Toli’s Tall Tales #1

Father Wade’s Son

I don’t know how’s it to work, but they say to me, I tell these tales and they’ll make them known a thousand years hence. Ask me, that’s the tallest of tales around here. But they want them. I’ll give them. Name’s Toli, squire to Sir Guy the dragon layer.

So they say, “What’s it to be, the first tale?”

And I think a long ways ere I answer. Then I says, “Haps the story of Wade best it fits.”

But while they’re nodding and doing I’m thinking more. See, Wade’s a tall tale, no disputing. But Wade’s a short tale, if you know what I mean. So I says again, “Mayhap I’ll throw in the tale of his son.”

“And who is Wade’s son?” they ask me, ‘cause they don’t know these things.

I grins a while but I don’t tell them.

So now I’ll begin.

~ ~ ~

Wade was born of a sea-lady, name of Wachilt. A well-named lady, she rose out of the sea and called, “Watch it!” At which the ship of Vulkin, king of Norðvegr, halted.

Vulkin prowled to his ship’s prow, axe a’ one hand, sword in t’other, and looked at the lady bobbing about in the water. “What’s about?” he asked her.

Well, to cut a reply short ‘cause we all know the script, she says, “Hie! I carry your child.”

But Vulkin, like another far-ganger, he weren’t having any of this. Result, they talked. And the tide upped, and then died, and upped and then died, many times over ere the talking was done. And his men in his ship muttered of pride on a man’s wedding night and those nearest delighted of the sight of the sea-lady’s bare breasts afloating.

Then, “Lock oars!” he calls to them. “I’m taking this sea-lady home.”

“Ho!” says his seamen, and, “Hum!” But none dared to say what all were thinking, that it’s ne’er a wise thing to do when you’ve already a good-working wife, or two.

But her presence seemed to cause no discord. Mayhap ‘cause none dared upset her. A sea-lady, see, she might bring on all manner of fish-smelling diseases.

Comes her time and she squirts out the child amid screams and curses and—well, you know how it is. Me, I don’t wait for any child’s birthing. My father’s son, me, I’m in and out and move along quickly.

Which is much as the sea-lady Wachilt did. Birthed the child and moved along quickly — though she did stop to yell over her slimy scaled shoulder as she was out of the door, “Yon child’s name is Wade and you’ll call him no other.”

And that is how Father Wade was born to Vulkin in his Norðvegan land.

But Wade, with only the edges of the Norðvegan fjords for striding along, soon was fretting. Barely nine year round and already he’d set his sights across the Vestravegr –that’s the North Sea to you, a misnomer if ever there was one. Don’t nobody know there’s many a good mile to the north beyond it?

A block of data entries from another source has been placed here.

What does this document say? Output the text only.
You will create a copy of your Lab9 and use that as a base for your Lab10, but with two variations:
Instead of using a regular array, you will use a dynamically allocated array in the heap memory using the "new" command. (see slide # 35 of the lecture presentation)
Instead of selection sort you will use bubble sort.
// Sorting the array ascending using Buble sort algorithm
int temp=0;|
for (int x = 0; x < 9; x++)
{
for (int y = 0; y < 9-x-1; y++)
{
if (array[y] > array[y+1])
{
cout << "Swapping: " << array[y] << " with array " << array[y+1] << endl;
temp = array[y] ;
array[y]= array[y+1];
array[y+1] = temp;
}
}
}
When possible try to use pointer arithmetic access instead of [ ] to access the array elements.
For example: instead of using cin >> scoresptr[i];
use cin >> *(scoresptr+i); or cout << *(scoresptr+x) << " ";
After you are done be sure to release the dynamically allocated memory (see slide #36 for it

Well, anyroad. Some says that Wade’s ma, the sea-lady Wachilt, saw Wade’s intent and sucked out the water, easing the troubles of his deep sea-crossing. But that’s like saying a shot-putter puts only wee dinky eggs. Na, Wade waded it. He’s got very long legs.

Now, I know what you’re thinking, and gearing to say. Isn’t there another unusual lord who soon as was able was wading the fjords?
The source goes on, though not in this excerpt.